CNC helps production transition from style to style. In any given year, it will be rare to build two identical cabinets, and long runs of similar cabinets do not happen. For the company to be profitable, there is a need to react quickly because custom projects are the exclusive product.

How many of you lay out your difficult angled or radius cabinet and furniture pieces full scale on 4x8 sheets to determine part sizes that need to be cut? I did this for years, and it works. But bending over 4x8 sheets, doing manual layout — sometimes for hours — there was a realization there had to be a better and quicker method. Pulling the layout sheets out to double-check sizing on parts as they were being cut was tiresome.

Drafting skills
The first bit of advice for prospective CNC buyers is to purchase a computer drafting program and learn how to do manual layouts on this program. The knowledge will be invaluable for your step into the computer machining of custom-shaped parts. I’m not talking about cabinet design software like CabinetWare or Cabinetworks. I strongly feel you will need to know CAD drafting skills before you purchase your machine if you do a lot of custom-shaped pieces. There are many CNC owners who use cabinet-design software but haven’t picked up CAD drafting skills, and this limits their ability to fully use the capabilities of the CNC machine.

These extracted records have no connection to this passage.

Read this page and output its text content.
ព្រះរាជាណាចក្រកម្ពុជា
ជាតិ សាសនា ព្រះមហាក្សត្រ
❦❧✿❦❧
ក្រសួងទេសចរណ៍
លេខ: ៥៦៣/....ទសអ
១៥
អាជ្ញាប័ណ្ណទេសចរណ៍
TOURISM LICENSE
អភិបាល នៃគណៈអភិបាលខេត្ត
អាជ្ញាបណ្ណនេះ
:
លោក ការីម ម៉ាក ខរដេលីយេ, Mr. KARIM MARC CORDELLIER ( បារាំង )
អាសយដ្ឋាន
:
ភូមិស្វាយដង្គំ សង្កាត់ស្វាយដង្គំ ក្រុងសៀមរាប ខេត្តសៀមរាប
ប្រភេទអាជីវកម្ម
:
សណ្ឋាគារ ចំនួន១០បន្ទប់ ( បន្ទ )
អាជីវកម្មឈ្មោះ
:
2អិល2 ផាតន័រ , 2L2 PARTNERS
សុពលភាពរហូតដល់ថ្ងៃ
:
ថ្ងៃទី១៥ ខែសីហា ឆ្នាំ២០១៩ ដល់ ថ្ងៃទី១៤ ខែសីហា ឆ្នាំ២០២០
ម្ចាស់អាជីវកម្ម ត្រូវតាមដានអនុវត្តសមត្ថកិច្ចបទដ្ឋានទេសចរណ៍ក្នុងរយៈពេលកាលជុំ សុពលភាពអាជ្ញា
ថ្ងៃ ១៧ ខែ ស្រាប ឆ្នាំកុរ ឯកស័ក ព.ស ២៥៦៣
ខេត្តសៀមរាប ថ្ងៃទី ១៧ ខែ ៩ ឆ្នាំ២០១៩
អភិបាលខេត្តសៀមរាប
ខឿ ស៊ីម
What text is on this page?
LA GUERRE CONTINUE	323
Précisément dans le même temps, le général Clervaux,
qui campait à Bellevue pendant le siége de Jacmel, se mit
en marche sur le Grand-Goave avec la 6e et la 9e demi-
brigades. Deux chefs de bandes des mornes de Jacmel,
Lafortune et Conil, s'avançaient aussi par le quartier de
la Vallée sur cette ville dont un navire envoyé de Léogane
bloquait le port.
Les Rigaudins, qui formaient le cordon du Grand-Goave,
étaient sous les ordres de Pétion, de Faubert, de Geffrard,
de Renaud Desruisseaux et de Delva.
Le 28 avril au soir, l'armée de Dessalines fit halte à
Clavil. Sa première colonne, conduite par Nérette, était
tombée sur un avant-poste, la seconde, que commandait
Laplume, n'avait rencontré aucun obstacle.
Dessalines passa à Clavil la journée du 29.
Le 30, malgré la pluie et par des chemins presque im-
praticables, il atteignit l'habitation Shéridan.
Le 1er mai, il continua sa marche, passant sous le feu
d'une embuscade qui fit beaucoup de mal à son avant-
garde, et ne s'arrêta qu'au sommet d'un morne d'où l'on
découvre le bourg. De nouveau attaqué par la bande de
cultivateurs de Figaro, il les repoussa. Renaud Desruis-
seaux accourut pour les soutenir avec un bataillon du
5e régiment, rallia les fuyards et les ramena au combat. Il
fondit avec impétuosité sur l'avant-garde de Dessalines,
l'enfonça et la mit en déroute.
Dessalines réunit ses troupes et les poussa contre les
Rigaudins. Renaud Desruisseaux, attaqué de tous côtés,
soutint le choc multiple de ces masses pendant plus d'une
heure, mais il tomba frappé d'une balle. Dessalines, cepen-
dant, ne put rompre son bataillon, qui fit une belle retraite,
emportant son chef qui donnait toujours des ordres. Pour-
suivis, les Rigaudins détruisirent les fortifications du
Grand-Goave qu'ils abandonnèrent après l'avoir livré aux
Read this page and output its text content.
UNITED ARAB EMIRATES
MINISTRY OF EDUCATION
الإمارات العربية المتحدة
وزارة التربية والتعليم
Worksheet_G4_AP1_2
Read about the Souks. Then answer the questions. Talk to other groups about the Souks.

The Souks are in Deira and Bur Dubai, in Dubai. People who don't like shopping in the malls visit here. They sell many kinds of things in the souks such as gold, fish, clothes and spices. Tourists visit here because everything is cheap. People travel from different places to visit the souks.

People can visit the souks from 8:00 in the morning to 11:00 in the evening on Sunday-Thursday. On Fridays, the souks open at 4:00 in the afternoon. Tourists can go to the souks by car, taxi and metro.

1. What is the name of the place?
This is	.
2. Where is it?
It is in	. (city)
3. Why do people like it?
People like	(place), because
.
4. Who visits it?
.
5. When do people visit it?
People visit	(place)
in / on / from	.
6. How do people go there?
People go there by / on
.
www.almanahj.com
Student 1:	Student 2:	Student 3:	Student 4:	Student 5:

Wilson Cabinetry was drawing parts on CAD and e-mailing them to another shop with CNC several years before our machine purchase. It is important to be proficient in using your cabinet design software. If you are receiving cutting lists with part sizes that are wrong, your machine will also cut them wrong. You don’t have the luxury of manually correcting the known problem parts as you cut. Get your cabinet-design software program dialed in, or the result will be a pile of unusable parts.

Be a student
There’s no way to “kind of” operate CNC. Be prepared for a huge learning curve. You can dramatically reduce your anxiety level if you ease into it by learning to use CAD as well as cabinet design software. It’s not necessary to have to learn everything at once. Most anyone can turn on a saw and get some cutting done without a lot of training. CNC operation will require a little more finesse to make it a viable piece of equipment. It’s just a big expensive boat anchor until you learn how to operate it.

As with any computer-related device or machine, the “garbage in, garbage out” rule applies. An operator who is very computer literate and also a dynamite cabinetmaker is a huge plus. It works best to have somebody with both sets of skills in the driver’s seat.

It’s beneficial to get your machine working as soon as possible after you acquire it. At the time of our CNC purchase, we had two people who were proficient in CAD or cabinet-design software. Within a few weeks after we unloaded the KOMO MACH II CNC from the truck and the crane operators jockeyed the machine into position, we were cutting our first kitchen project. Even so, armed with this previous CAD and CabinetWare knowledge, it took us a year to become profitable with this new tool addition.

There is so much to learn. Selecting the right tooling and learning the correct cutting-speed programming for various materials are all time-consuming. It definitely costs to learn.

Have a plan
There are quite a few advantages CNC has given us. We can more efficiently control how our one-of-a-kind creations assemble together. If proper design and planning are done on the drawing board, and parts are correctly CNC-cut with all possible machining, drilling and shaping, your shop will be able to produce more.

Things such as mounting drawer slides and hinge plates with ultra-

precision hole placement has decreased final assembly time significantly. We can now make arched moldings in a cost-effective manner. It is so nice to have this fine technology at our disposal when designing. It is a lot easier to jump outside the box and beat your competitor with a nicer product. I am definitely an advocate of CNC. Just have a good plan and it should work for you.